È un’espressione molto usata, ma altrettanto ambigua. Spesso identifica “funzioni o processi per concepire, produrre, commercializzare i prodotti” (Borsa Italiana), meno spesso (ma più opportunamente) è inteso come “mappa strategica”, cioè come sistema di obiettivi/sub-obiettivi/fattori critici di successo.

Secondo quali “dimensioni di complessità” dovrebbe essere articolato il BP, specie nella previsione dei risultati?

Per “dimensione di complessità” s’intende il modo di scomporre il business: per prodotti/ gruppi di clienti/ canali distributivi/ aree geografiche/ brand, ecc.

Il BP include anche la parte finanziaria del piano?

Il BP in senso stretto riguarda la c.d. gestione “industriale”, cioè l’attuazione della strategia di business. Tuttavia, conclusa tale parte, occorre ipotizzare non solo i fabbisogni di capitale (di gestione operativa ed extra-operativa), ma anche le modalità di copertura finanziaria degli stessi. Al piano industriale in senso stretto si aggancia cioè il piano finanziario. Insieme formano ciò che comunemente si chiama “piano strategico”.

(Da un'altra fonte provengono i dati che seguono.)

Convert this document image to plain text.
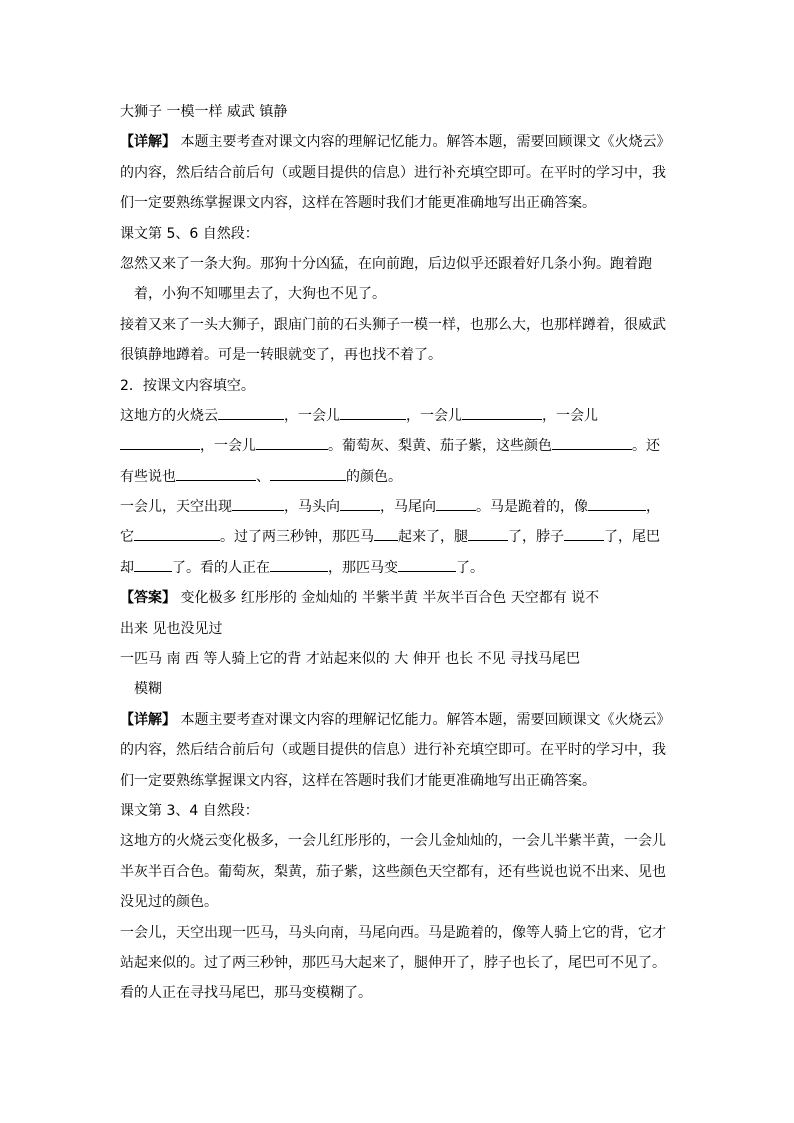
大狮子 一模一样 威武 镇静
【详解】 本题主要考查对课文内容的理解记忆能力。解答本题，需要回顾课文《火烧云》
的内容，然后结合前后句（或题目提供的信息）进行补充填空即可。在平时的学习中，我
们一定要熟练掌握课文内容，这样在答题时我们才能更准确地写出正确答案。
课文第 5、6 自然段：
忽然又来了一条大狗。那狗十分凶猛，在向前跑，后边似乎还跟着好几条小狗。跑着跑
着，小狗不知哪里去了，大狗也不见了。
接着又来了一头大狮子，跟庙门前的石头狮子一模一样，也那么大，也那样蹲着，很威武
很镇静地蹲着。可是一转眼就变了，再也找不着了。
2．按课文内容填空。
这地方的火烧云	，一会儿	，一会儿	，一会儿
，一会儿	。葡萄灰、梨黄、茄子紫，这些颜色	。还
有些说也	、	的颜色。
一会儿，天空出现	，马头向	，马尾向	。马是跪着的，像	，
它	。过了两三秒钟，那匹马 起来了，腿	了，脖子	了，尾巴
却	了。看的人正在	，那匹马变	了。
【答案】 变化极多 红彤彤的 金灿灿的 半紫半黄 半灰半百合色 天空都有 说不
出来 见也没见过
一匹马 南 西 等人骑上它的背 才站起来似的 大 伸开 也长 不见 寻找马尾巴
模糊
【详解】 本题主要考查对课文内容的理解记忆能力。解答本题，需要回顾课文《火烧云》
的内容，然后结合前后句（或题目提供的信息）进行补充填空即可。在平时的学习中，我
们一定要熟练掌握课文内容，这样在答题时我们才能更准确地写出正确答案。
课文第 3、4 自然段：
这地方的火烧云变化极多，一会儿红彤彤的，一会儿金灿灿的，一会儿半紫半黄，一会儿
半灰半百合色。葡萄灰，梨黄，茄子紫，这些颜色天空都有，还有些说也说不出来、见也
没见过的颜色。
一会儿，天空出现一匹马，马头向南，马尾向西。马是跪着的，像等人骑上它的背，它才
站起来似的。过了两三秒钟，那匹马大起来了，腿伸开了，脖子也长了，尾巴可不见了。
看的人正在寻找马尾巴，那马变模糊了。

Come si collega il BP con il controllo di gestione?

Il BP e i vari strumenti del controllo di gestione formano un sistema integrato, in cui il budget è una riformulazione analitica e mirata del primo anno del piano e gli strumenti di misurazione ex post dei risultati (ad esempio la contabilità analitica, ma anche varie rilevazioni extra-contabili) quantificano i risultati effettivi e mettono in luce (nel reporting) il grado di raggiungimento di obiettivi. Di fatto questa integrazione spesso non è ottimale, perché gestione strategica (e piano) sono considerate una cosa e gestione corrente (e budget) un’altra.